Sprint re-enabled the connection between Sprint and Cogent at 21:00 UTC (16:00 EST) on Sunday, 2 Nov, 2008. Sprint issued a hastily prepared statement about the reconnection (the HTML is a cut-and-paste job from "IP/MPLS Products from Sprint"), explaining their position. Cogent hasn't commented yet.
The connection appears to be routed much as it was before Oct 30. Previously, we saw Sprint selecting 2700-2900 prefixes from Cogent (that is, picking Cogent as the best path for that many network prefixes). We saw Cogent selecting about 7500-8000 prefixes from Sprint. Now that they have reconnected, Sprint is selecting 2538 prefixes from Cogent and Cogent is selecting 7016 from Sprint. So down slightly, but not appreciably. The link is up.
The fact that Sprint has reconnected this indicates clearly that they intend to fight this battle in court rather than in the routing tables or in the court of public opinion. This fact alone makes this likely to be one of the more interesting peering disputes of the last few years. But the resolution may take months or years, given the speed with which the courts move.

If they plan to resolve this in court, why disconnect in the first place? Do you think that Cogent's response (or lack thereof) forced them to change plans, or was the depeering just a warning shot?
It's hard to guess what will be the eventual solution. Is it Cogent or is it Sprint that stands to lose the most? An interesting third way may be that both networks will have to buy transit from a third party again at which point the costs of having active peering sessions may be significantly less than the costs of having the transit link in place.
I do get the feeling that being a Tier1 may be less preferable than some parties think. Tier2 (with plenty peerings) offers many of the benefits and a fall-back to transit if all else fails (either deliberately or by accident)
For some more explaing of peering and transit have a look here: http://arstechnica.com/guides/other/peering-and-transit.ars :-)
Sprint claims that they've been disconnecting ports two per month for the better part of a year, with no response from Cogent and that Thursday was simply the occasion of the last two ports. My guess (not being a lawyer, or working at Sprint or working at Cogent) is that Sprint wanted to show actual harm and that that harm would be caused by Cogent's unwillingness to pay NTT Communications (AS2914) for transit to Sprint. There is now not just a billing dispute (which can be solved by financial compensation) but also a matter of specific performance on the table (demanding that Cogent route to Sprint via other carriers, or not).
Cogent's version of the story is pretty simple: they paid port fees for 6 months during a 'peering trial'. They met the criteria. They stopped paying the fees. Then Sprint unilaterally changed the peering criteria 6 months later, and Cogent failed to meet them.
There's an interesting question about the metrics. Cogent says that the peering stat was supposed to be measured at 95th percentile (which they refer to as "industry standard", despite themselves offering billing at 90th percentile :-) ). Sprint then switched the metric to 'average' which Cogent says disadvantaged them and violated the agreement.

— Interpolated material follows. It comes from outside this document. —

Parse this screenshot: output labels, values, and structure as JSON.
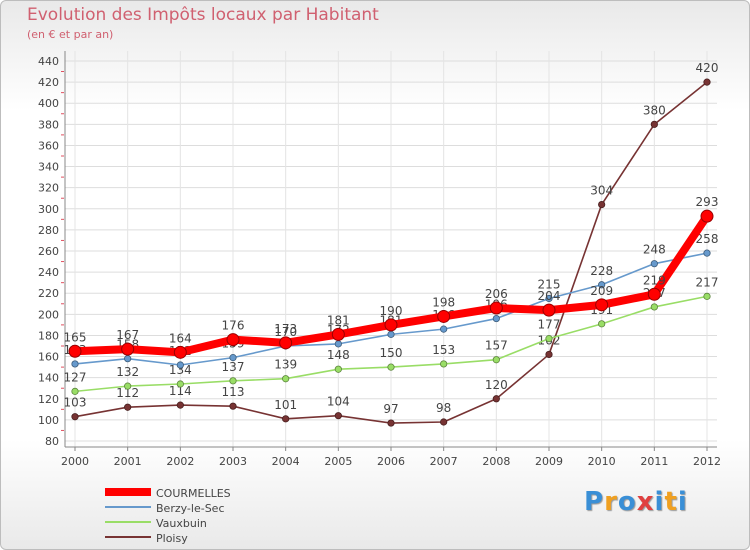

Now, naively, I would have thought that average would benefit Cogent more than 95th percentile (unless they were maniupulating the routing on a monthly basis to try to push up the inbound Sprint->Cogent stats for >36 hours every month), so this may require more thought and more information.
@ ToddIt all depends on what the average refers to. If Sprint first wanted to see the 95% reach a certain threshold x and they have now changed that to the average needing to reach x, than that is a serious increase in threshold.
What I do wonder about is why Sprint is holding on to its position so strongly. It isn't like they will see an increase in income even if they win this battle. Cogent might be forced to buy transit somewhere, but it will not be from Sprint. Paid Peering would weaken its position. Sprint would lose quality in its network, but given its zombie status might not care to much. It doesn't sound like the upkeep of the peering was costing them too much money, so why do this? Where is the money? (Did NTT buy transit from Sprint? If that is the case, then at 5 dollars per mbit/s/month I would estimate the lost income at about $100.000 a month for both NTT and Sprint.)